Cette perception négative amène donc à remettre en question la qualité ou la quantité du lait maternel au lieu de se tourner vers le réel enjeu.
Cette idée malvenue s’insinue souvent au cours de la nuit du 2ème et/ou 3ème jour de bébé, la fameuse « nuit de java ».
Cette « nuit de java » est une étape physiologique qui survient quasiment chez tous les bébés allaités ou non. Elle fait partie de la programmation du comportement du nouveau-né́ humain (attachement, démarrage de la lactation, décharge, sécurité, …).

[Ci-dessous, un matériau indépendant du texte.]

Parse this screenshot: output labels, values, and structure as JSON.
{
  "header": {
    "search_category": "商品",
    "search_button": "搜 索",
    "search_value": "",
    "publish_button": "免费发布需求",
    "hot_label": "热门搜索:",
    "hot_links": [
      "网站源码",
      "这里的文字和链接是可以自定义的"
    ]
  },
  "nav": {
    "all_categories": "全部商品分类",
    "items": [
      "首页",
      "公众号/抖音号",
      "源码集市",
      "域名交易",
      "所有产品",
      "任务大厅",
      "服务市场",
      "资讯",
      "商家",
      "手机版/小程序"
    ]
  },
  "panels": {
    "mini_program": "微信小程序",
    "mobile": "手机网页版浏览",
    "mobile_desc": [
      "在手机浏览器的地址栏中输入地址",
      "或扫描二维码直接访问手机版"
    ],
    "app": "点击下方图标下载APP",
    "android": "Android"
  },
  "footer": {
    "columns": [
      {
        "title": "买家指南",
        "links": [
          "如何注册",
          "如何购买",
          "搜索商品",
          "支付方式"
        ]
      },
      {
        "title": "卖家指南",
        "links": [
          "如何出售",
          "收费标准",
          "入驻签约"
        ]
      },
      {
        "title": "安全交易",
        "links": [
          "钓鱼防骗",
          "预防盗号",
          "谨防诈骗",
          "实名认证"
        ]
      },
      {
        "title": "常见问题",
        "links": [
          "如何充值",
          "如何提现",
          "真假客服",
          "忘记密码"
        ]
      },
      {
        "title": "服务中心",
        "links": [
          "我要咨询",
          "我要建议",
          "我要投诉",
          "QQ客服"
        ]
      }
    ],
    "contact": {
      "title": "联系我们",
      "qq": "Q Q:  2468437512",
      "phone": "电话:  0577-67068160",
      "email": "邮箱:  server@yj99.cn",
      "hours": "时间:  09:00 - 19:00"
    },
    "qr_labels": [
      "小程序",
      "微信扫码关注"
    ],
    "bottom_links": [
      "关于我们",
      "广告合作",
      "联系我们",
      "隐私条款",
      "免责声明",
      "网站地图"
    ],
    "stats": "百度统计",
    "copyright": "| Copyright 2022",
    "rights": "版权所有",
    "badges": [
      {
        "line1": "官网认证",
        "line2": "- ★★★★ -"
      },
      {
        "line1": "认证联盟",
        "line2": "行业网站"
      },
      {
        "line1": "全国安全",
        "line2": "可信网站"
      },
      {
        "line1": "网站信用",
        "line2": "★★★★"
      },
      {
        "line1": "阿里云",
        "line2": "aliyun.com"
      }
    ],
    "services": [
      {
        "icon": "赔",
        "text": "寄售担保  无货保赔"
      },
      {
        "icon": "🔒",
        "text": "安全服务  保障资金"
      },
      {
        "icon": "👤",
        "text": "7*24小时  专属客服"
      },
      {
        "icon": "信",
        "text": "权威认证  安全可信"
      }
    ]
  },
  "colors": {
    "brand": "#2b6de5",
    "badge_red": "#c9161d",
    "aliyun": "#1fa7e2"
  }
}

Les nouveau-nés bien portant sont très agités, sollicitent sans arrêt leur mère, ne se calment que dans ses bras, contre elle en peau à peau ou au sein. CE QUI EST GÉNIAL !
Oui, pas pour votre teint ou votre énergie, mais cette étape permet une stimulation de votre sein et donc une adaptation de votre lactation sur les chapeaux de roues.
Note : « La montée de lait » porte bien mal son nom ! Dès la naissance (et même pendant la grossesse) vous avez du lait !
Le colostrum (littéralement : le premier lait) c’est du lait PARFAITEMENT adapté aux besoins de votre bébé.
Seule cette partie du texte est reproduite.